More on the meltdown in oil (and a cut in oil capex)

We’re getting to the point now where something very bad is going to happen. Someone is losing his shirt in the oil markets right now. And the question is whether that somebody impacts the US oil sector and oil capital expenditures.

As I write this, WTI is quoted at $56.23 and Brent at $65.94. When I wrote about the bear market in crude five days ago, those numbers were $61.38 and $71.81 respectively. So, the selloff is accelerating here.

On Monday, people were encouraged when Saudi said it would cut production for December. But, let’s remember the rationale was that it was due to lower demand. Now, the Saudis said it was due to “lower seasonal demand”. But we know there is a wide-scale slowing in global growth. So this isn’t just a seasonal shortfall.

So what happens in the US?

US energy firms added 12 oil rigs to look for new reserves last week. That put the total rig count at 886, which is the highest level since March 2015, according to Baker Hughes. That’s about the time that oil prices had digested the initial cliff dive from over $100 a barrel in mid-2014. And a resurgence began to $60. Soon afterwards, it was clear that demand growth was not going to keep up with supply and the price was cut in half, down to $30 a barrel by the beginning of 2016.
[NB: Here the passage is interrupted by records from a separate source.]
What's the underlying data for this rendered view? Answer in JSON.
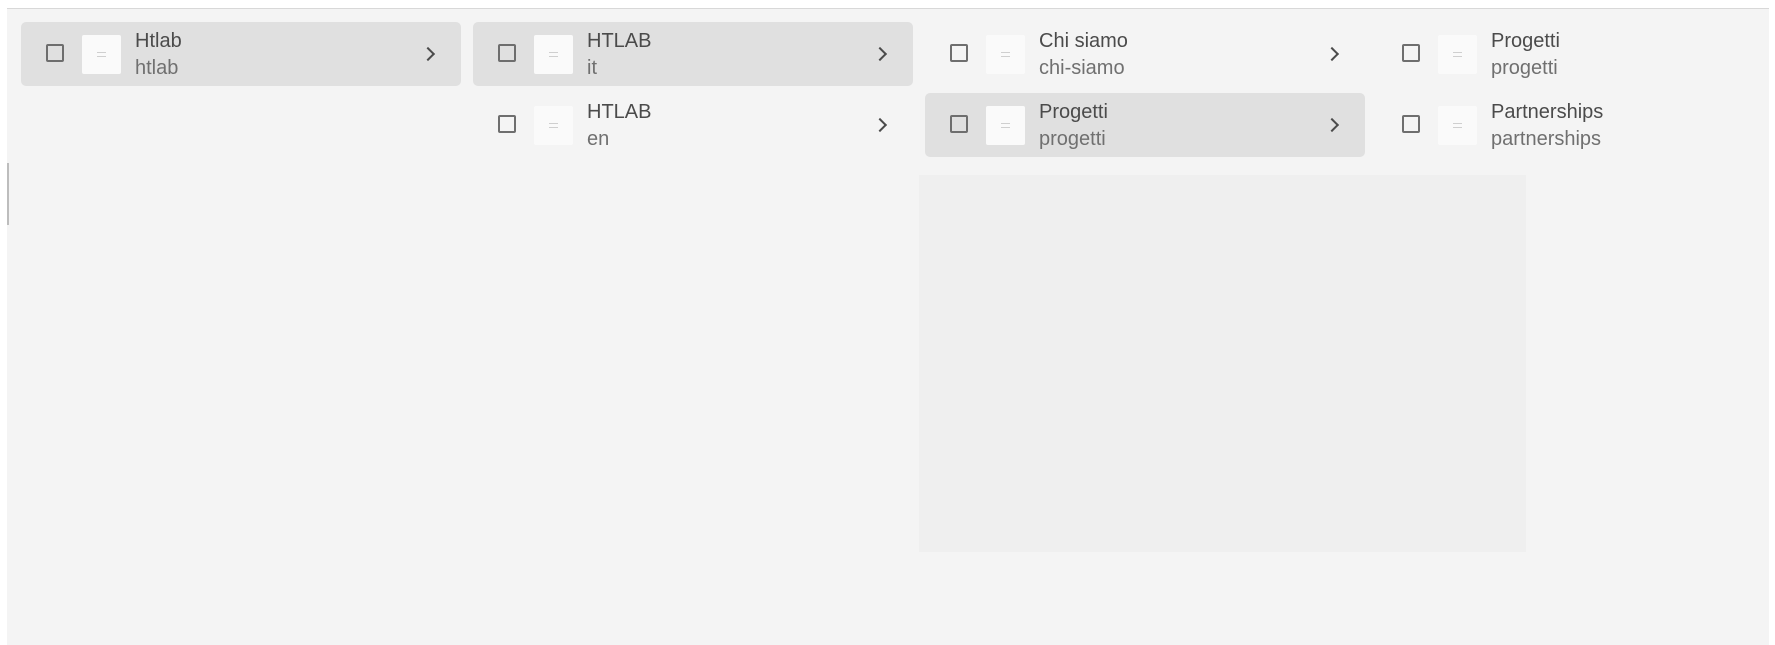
{
  "colors": {
    "background": "#f4f4f4",
    "selected_row": "#e0e0e0",
    "text_primary": "#4b4b4b",
    "text_secondary": "#707070"
  },
  "columns": [
    {
      "items": [
        {
          "title": "Htlab",
          "name": "htlab",
          "selected": true,
          "has_children": true,
          "thumb_icon": "page-thumbnail-icon"
        }
      ]
    },
    {
      "items": [
        {
          "title": "HTLAB",
          "name": "it",
          "selected": true,
          "has_children": true,
          "thumb_icon": "page-thumbnail-icon"
        },
        {
          "title": "HTLAB",
          "name": "en",
          "selected": false,
          "has_children": true,
          "thumb_icon": "page-thumbnail-icon"
        }
      ]
    },
    {
      "items": [
        {
          "title": "Chi siamo",
          "name": "chi-siamo",
          "selected": false,
          "has_children": true,
          "thumb_icon": "page-thumbnail-icon"
        },
        {
          "title": "Progetti",
          "name": "progetti",
          "selected": true,
          "has_children": true,
          "thumb_icon": "page-thumbnail-icon"
        }
      ]
    },
    {
      "items": [
        {
          "title": "Progetti",
          "name": "progetti",
          "selected": false,
          "has_children": false,
          "thumb_icon": "page-thumbnail-icon"
        },
        {
          "title": "Partnerships",
          "name": "partnerships",
          "selected": false,
          "has_children": false,
          "thumb_icon": "page-thumbnail-icon"
        }
      ]
    }
  ]
}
Let’s remember that US crude production is already at a record 11.6 million barrels per day. The rig count tells you that will increase further still, before it declines. And that’s bearish for crude.

I think we are going to see crude remain under pressure. And eventually we will see rig counts and capital investment in the oil patch more generally get cut. That’s going to have a negative impact on growth numbers in the US in 2019.